A firefighter is nursing his wounds and a family is picking up the pieces after a house fire this weekend.
The fall of a burning beam injured one firefighter during the Saturday afternoon blaze that displaced a family and nearly destroyed a home.
Fire officials suspect an unattended fire in the home’s fireplace, in the 2700 block of West Palmer, is likely the cause, but have made no official ruling.
Payson Fire’s Battalion Chief Dan Bramble said several neighbors reported the blaze about 2:40 p.m. When crews arrived, they found the yellow home’s attached carport on the east engulfed in flames and smoke.

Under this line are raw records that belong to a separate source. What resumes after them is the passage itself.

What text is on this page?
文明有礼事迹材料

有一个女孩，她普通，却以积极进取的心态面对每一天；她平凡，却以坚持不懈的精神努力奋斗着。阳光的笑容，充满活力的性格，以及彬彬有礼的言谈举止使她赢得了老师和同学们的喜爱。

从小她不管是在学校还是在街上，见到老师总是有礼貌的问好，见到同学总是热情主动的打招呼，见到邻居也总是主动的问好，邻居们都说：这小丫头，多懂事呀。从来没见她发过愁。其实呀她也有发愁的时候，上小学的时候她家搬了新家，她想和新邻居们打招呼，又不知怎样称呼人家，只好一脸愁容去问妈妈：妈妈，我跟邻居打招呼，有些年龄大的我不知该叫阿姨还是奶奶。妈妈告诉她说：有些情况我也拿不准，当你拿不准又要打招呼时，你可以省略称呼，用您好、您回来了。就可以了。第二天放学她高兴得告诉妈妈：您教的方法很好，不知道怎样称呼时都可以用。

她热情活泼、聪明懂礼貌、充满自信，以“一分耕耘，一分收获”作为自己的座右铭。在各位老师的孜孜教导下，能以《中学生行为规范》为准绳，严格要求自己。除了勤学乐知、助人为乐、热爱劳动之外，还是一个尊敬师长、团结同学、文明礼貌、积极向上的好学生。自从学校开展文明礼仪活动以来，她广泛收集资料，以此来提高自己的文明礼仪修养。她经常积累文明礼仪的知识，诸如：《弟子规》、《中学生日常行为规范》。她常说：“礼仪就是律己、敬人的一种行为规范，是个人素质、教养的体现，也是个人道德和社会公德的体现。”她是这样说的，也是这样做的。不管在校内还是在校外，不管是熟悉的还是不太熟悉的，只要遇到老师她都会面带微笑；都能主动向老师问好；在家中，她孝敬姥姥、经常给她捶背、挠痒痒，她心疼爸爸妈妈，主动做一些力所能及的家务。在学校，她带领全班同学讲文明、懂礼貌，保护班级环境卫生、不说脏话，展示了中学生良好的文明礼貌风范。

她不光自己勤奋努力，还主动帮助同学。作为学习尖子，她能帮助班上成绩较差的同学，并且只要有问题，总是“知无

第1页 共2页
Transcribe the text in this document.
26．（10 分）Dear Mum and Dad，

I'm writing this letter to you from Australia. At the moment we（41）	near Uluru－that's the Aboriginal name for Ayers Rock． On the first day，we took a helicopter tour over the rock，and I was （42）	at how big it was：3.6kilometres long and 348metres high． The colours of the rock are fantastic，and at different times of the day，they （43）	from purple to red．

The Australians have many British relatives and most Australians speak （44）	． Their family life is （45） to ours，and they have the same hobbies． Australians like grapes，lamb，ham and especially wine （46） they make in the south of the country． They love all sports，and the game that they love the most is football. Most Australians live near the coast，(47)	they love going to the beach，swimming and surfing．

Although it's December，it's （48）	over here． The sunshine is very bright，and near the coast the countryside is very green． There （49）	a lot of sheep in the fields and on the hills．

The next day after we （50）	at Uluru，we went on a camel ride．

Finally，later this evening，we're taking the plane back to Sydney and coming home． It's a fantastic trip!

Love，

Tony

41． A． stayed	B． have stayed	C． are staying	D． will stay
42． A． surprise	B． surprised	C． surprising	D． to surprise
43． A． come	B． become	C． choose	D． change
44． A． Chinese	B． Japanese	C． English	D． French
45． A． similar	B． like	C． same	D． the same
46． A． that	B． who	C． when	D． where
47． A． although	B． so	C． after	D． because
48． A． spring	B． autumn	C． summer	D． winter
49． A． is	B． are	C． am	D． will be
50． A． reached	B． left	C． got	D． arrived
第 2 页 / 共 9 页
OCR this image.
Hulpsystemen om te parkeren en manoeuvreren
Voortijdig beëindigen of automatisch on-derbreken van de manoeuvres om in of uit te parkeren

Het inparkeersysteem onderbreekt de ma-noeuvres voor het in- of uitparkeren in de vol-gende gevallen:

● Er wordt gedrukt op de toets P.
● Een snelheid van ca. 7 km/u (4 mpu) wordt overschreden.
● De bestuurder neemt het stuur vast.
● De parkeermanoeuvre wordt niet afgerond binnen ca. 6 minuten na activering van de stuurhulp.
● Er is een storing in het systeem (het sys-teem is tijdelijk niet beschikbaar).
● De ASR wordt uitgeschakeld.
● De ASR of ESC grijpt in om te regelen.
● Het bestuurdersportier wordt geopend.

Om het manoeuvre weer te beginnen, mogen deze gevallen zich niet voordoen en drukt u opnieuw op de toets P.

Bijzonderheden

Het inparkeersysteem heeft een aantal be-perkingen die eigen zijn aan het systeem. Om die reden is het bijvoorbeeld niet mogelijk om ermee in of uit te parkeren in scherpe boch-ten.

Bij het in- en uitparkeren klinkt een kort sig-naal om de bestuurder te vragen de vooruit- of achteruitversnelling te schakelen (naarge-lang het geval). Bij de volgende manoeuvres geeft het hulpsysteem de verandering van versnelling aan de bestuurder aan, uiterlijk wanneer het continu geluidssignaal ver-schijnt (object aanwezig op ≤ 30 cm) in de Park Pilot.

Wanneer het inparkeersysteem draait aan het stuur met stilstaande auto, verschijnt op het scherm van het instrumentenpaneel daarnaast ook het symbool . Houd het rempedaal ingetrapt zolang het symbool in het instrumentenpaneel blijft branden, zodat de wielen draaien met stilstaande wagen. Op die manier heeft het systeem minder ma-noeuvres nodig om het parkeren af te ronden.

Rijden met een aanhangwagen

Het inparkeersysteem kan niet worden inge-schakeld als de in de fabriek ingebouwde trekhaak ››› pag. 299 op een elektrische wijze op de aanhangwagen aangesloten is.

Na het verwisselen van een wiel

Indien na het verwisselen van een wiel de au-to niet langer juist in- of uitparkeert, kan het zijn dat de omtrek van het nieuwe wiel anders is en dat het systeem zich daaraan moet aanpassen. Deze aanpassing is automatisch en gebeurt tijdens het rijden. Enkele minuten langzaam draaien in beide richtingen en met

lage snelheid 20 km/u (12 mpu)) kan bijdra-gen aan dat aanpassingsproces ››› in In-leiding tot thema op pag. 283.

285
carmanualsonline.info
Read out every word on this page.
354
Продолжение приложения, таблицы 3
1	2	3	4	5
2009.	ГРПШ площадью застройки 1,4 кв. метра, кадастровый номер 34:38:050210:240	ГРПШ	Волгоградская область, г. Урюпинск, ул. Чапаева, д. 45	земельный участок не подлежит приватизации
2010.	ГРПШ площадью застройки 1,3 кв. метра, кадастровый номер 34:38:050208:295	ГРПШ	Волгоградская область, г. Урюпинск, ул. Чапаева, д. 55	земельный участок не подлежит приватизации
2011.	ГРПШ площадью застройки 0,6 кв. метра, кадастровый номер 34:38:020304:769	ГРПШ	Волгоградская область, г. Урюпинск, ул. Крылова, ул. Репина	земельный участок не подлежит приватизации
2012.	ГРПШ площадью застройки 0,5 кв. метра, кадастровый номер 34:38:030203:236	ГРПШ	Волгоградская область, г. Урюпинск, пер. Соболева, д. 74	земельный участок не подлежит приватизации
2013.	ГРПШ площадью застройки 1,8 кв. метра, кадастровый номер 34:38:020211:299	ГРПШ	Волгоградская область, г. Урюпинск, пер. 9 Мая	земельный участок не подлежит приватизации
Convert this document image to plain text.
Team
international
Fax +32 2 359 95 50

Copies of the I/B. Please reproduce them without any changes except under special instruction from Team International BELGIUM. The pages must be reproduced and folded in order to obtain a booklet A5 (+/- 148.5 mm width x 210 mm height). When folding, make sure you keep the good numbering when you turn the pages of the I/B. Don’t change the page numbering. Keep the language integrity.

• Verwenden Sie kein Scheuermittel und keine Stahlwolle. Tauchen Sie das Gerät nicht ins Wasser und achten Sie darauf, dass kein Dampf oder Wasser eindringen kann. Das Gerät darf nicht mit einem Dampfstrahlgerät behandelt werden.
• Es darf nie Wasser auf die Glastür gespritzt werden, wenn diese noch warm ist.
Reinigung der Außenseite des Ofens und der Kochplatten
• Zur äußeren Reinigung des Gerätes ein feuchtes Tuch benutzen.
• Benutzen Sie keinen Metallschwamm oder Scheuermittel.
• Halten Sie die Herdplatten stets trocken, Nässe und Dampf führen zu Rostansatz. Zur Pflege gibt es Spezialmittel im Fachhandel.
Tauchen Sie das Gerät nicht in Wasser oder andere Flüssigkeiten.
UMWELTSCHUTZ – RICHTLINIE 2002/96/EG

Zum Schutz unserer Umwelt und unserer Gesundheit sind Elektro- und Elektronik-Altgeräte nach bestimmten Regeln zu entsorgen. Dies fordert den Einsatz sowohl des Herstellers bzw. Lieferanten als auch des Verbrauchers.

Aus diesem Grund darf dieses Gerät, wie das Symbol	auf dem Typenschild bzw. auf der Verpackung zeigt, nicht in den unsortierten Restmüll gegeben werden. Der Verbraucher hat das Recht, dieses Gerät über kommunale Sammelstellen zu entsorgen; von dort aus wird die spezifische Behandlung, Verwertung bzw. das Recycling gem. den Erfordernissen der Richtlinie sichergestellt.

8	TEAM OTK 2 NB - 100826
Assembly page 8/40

While crews knocked the flames back in an hour, extreme heat from the fire badly damaged the 1950s home, a nearby vehicle, ATV and shed. No one was home at the time.
Bramble said the home’s fireplace shared a wall with the carport. It appears the family left the fire going when they left and the fire spread, although that has not been confirmed.
Firefighters stopped the flames from spreading to the entire home, but smoke damaged the kitchen and living area and destroyed much of the home’s interior and the occupants’ possessions, Bramble said.
The fire damaged a shed and passenger vehicle “beyond repair,” but firefighters saved a fifth-wheel trailer.
Three people reportedly occupied the home, including a teenage girl.
Regardless of whether the unattended fire caused the blaze, Bramble said people should never leave a fire unsupervised.
Some assume fires contained in a fireplace pose no danger, but such fires can have serious consequences, he said.
The fire also illustrated another important lesson — close your bedroom doors.
Bramble said the door to the teen’s bedroom was the only one closed and it had the least amount of damage. By contrast, the rest of the house suffered considerable damage from the heat and smoke.
Bramble said that when residents go to bed at night or leave for the day, they should close bedroom doors. That one step can provide a significant barrier to heat and smoke.
One firefighter was injured fighting the two-alarm blaze. A beam in the carport reportedly collapsed and landed on his back. The firefighter continued to work the rest of the fire, seeking medical attention later.
Bramble said he is recovering well at home.
Almost two-dozen firefighters responded, including those from Payson, Hellsgate and Houston Mesa Fire Departments. Even Fire Chief Marty deMasi jumped on a fire hose. Bramble said the engine at the newly built Station 13 came in especially handy since the town’s other engines were out on other calls when the fire started.
Whispering Pines and Pine-Strawberry Fire handled Payson’s other calls during the fire.
The Red Cross helped the family with clothing and medication. They are reportedly staying with friends.